Dolar 32,5004
%0.08
Euro 34,6901
%-0.12
Altın 2.496,860
%0.5
Bist-100 9.693,00
%1.77

Pzt

-8°

Sal

-12°

Çar

-3°
‘Farklı Kutuplar’ fark yarattı: Gündem İZBETON ve Serdar Aksoy

‘Farklı Kutuplar’ fark yarattı: Gündem İZBETON ve Serdar Aksoy

TR35 Yönetim Kurulu Başkanı Mithat Umutoğulları, Gazeteci Ali Eyçe, Avukat ve Siyasetçi Murat Aydın ve İzmir Büyükşehir Belediye Meclis üyesi Fikret Mısırlı, TR35 ekranların yayınlanan Farklı Kutuplar programında İzmir’in tartışmalı konularını değerlendirdiler. Dörtlü, son günlerde İzmir gündeminde en çok konuşulan konular olan İZBETON iddialarını ve geçtiğimiz hafta adli kontrol şartıyla tahliye edilen Menemen Belediye Başkanı Serdar Aksoy’un göreve dönüp dönemeyeceği konularını değerlendirdi.

  • Ege Postası
  • 13.07.2021 - 20:26

EGEPOSTASI- TR35 Yönetim Kurulu Başkanı Mithat Umutoğulları, Gazeteci Ali Eyce, Avukat ve Siyasetçi Murat Aydın ve İzmir Büyükşehir Belediye Meclis üyesi Fikret Mısırlı, TR35 ekranların yayınlanan Farklı Kutuplar programında İzmir’in tartışmalı konularını değerlendirdiler. 

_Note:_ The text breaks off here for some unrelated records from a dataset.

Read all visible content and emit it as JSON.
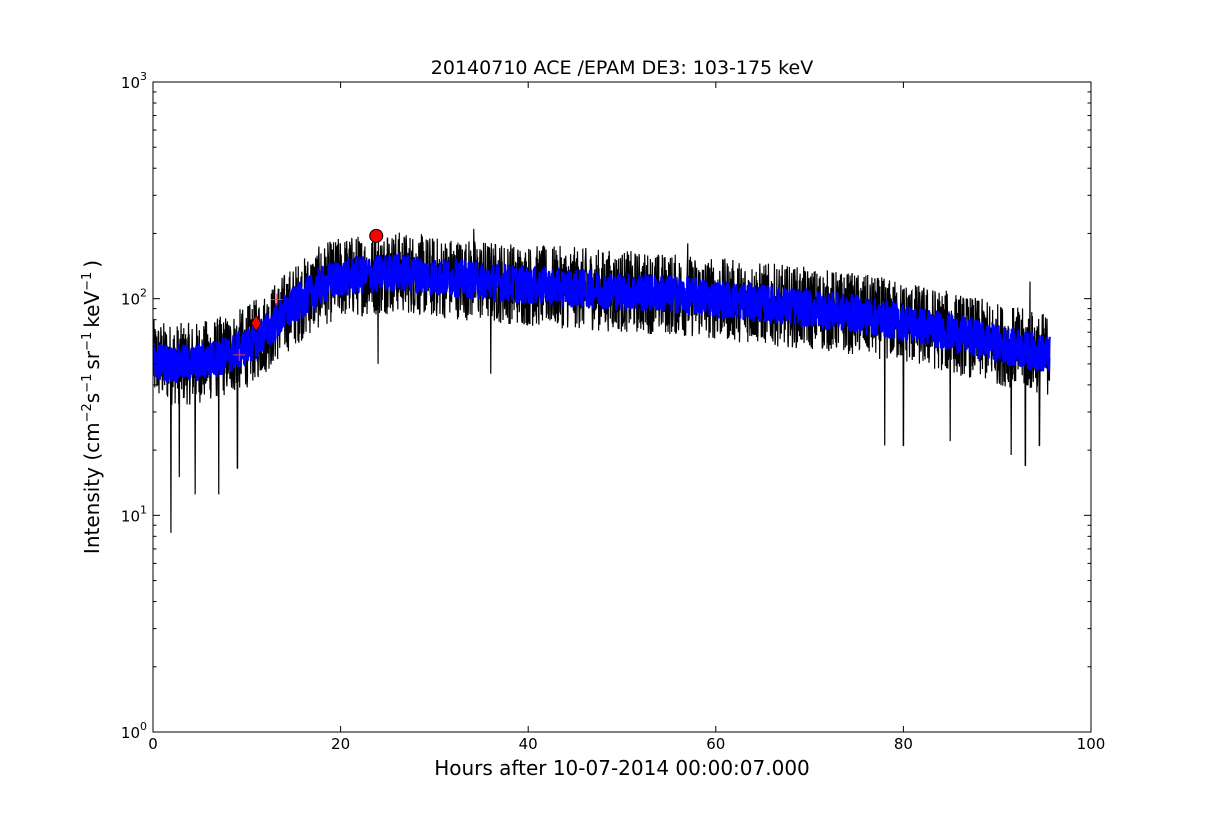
{
  "chart_data": {
    "type": "line",
    "title": "20140710 ACE /EPAM DE3: 103-175 keV",
    "xlabel": "Hours after 10-07-2014 00:00:07.000",
    "ylabel_parts": {
      "prefix": "Intensity (cm",
      "exp1": "−2",
      "s": "s",
      "exp2": "−1",
      "sr": "sr",
      "exp3": "−1",
      "kev": "keV",
      "exp4": "−1",
      "suffix": ")"
    },
    "xlim": [
      0,
      100
    ],
    "ylim": [
      1,
      1000
    ],
    "yscale": "log",
    "grid": false,
    "xticks": [
      0,
      20,
      40,
      60,
      80,
      100
    ],
    "xtick_labels": [
      "0",
      "20",
      "40",
      "60",
      "80",
      "100"
    ],
    "yticks": [
      1,
      10,
      100,
      1000
    ],
    "ytick_labels": [
      {
        "base": "10",
        "exp": "0"
      },
      {
        "base": "10",
        "exp": "1"
      },
      {
        "base": "10",
        "exp": "2"
      },
      {
        "base": "10",
        "exp": "3"
      }
    ],
    "series": [
      {
        "style": "raw-noisy",
        "color": "#000000",
        "x": [
          0,
          2,
          4,
          6,
          8,
          10,
          12,
          14,
          16,
          18,
          20,
          22,
          24,
          26,
          28,
          30,
          32,
          34,
          36,
          38,
          40,
          45,
          50,
          55,
          60,
          65,
          70,
          75,
          80,
          85,
          90,
          93,
          95.6
        ],
        "y": [
          52,
          50,
          50,
          52,
          55,
          60,
          70,
          85,
          100,
          115,
          125,
          128,
          130,
          133,
          130,
          125,
          125,
          122,
          120,
          118,
          115,
          112,
          108,
          105,
          100,
          95,
          90,
          85,
          78,
          70,
          62,
          58,
          55
        ],
        "spread_factor": 1.55,
        "spikes_down": [
          [
            1.9,
            8.3
          ],
          [
            2.8,
            15
          ],
          [
            4.5,
            12.5
          ],
          [
            7,
            12.5
          ],
          [
            9,
            16.5
          ],
          [
            24,
            50
          ],
          [
            36,
            45
          ],
          [
            78,
            21
          ],
          [
            80,
            21
          ],
          [
            85,
            22
          ],
          [
            91.5,
            19
          ],
          [
            93,
            17
          ],
          [
            94.5,
            21
          ]
        ],
        "spikes_up": [
          [
            34.2,
            210
          ],
          [
            25,
            190
          ],
          [
            57,
            180
          ],
          [
            93.5,
            120
          ]
        ]
      },
      {
        "style": "smoothed",
        "color": "#0000ff",
        "x": [
          0,
          2,
          4,
          6,
          8,
          10,
          12,
          14,
          16,
          18,
          20,
          22,
          24,
          26,
          28,
          30,
          32,
          34,
          36,
          38,
          40,
          45,
          50,
          55,
          60,
          65,
          70,
          75,
          80,
          85,
          90,
          93,
          95.6
        ],
        "y": [
          52,
          50,
          50,
          52,
          55,
          60,
          70,
          85,
          100,
          115,
          125,
          128,
          130,
          133,
          130,
          125,
          125,
          122,
          120,
          118,
          115,
          112,
          108,
          105,
          100,
          95,
          90,
          85,
          78,
          70,
          62,
          58,
          55
        ],
        "band_factor": 1.22
      }
    ],
    "markers": [
      {
        "type": "plus",
        "x": 9.2,
        "y": 55,
        "color": "#ff3355"
      },
      {
        "type": "diamond",
        "x": 11.0,
        "y": 77,
        "color": "#ff0000"
      },
      {
        "type": "plus",
        "x": 13.2,
        "y": 99,
        "color": "#ff3355"
      },
      {
        "type": "circle",
        "x": 23.8,
        "y": 195,
        "color": "#ff0000"
      }
    ]
  }
}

Umutoğulları, Aydın, Eyçe ve Mısırlı, geçtiğimiz ay İzmir Büyükşehir Belediye Meclisi AK Parti Grup Başkanvekili Özgür Hızal’ın İzmir Büyükşehir Belediyesi’ne bağlı hizmet veren İZBETON A.Ş’ye ilişkin iddialarını masaya yatırdılar.

Hızal, İzmir Büyükşehir Belediyesi Haziran ayı Olağan Meclis Toplantısı’nda İZBETON’un 60 milyonluk kredi talebinin gündeme getirilmesinin ardından şirketin, borçlarını ödeyemediğini ve alacaklılıklarla “Bürolarda görüşüyorlar” ifadelerini kullanmış ve ‘kapalı kapılar’ ardında pazarlıklar yapıldığını iddia etmişti.

Hızal sözlerinin ardından, bir gazeteciye verdiği demeçte bu görüşmelerin bir milletvekilinin ofisinde yapıldığını belirtmişti.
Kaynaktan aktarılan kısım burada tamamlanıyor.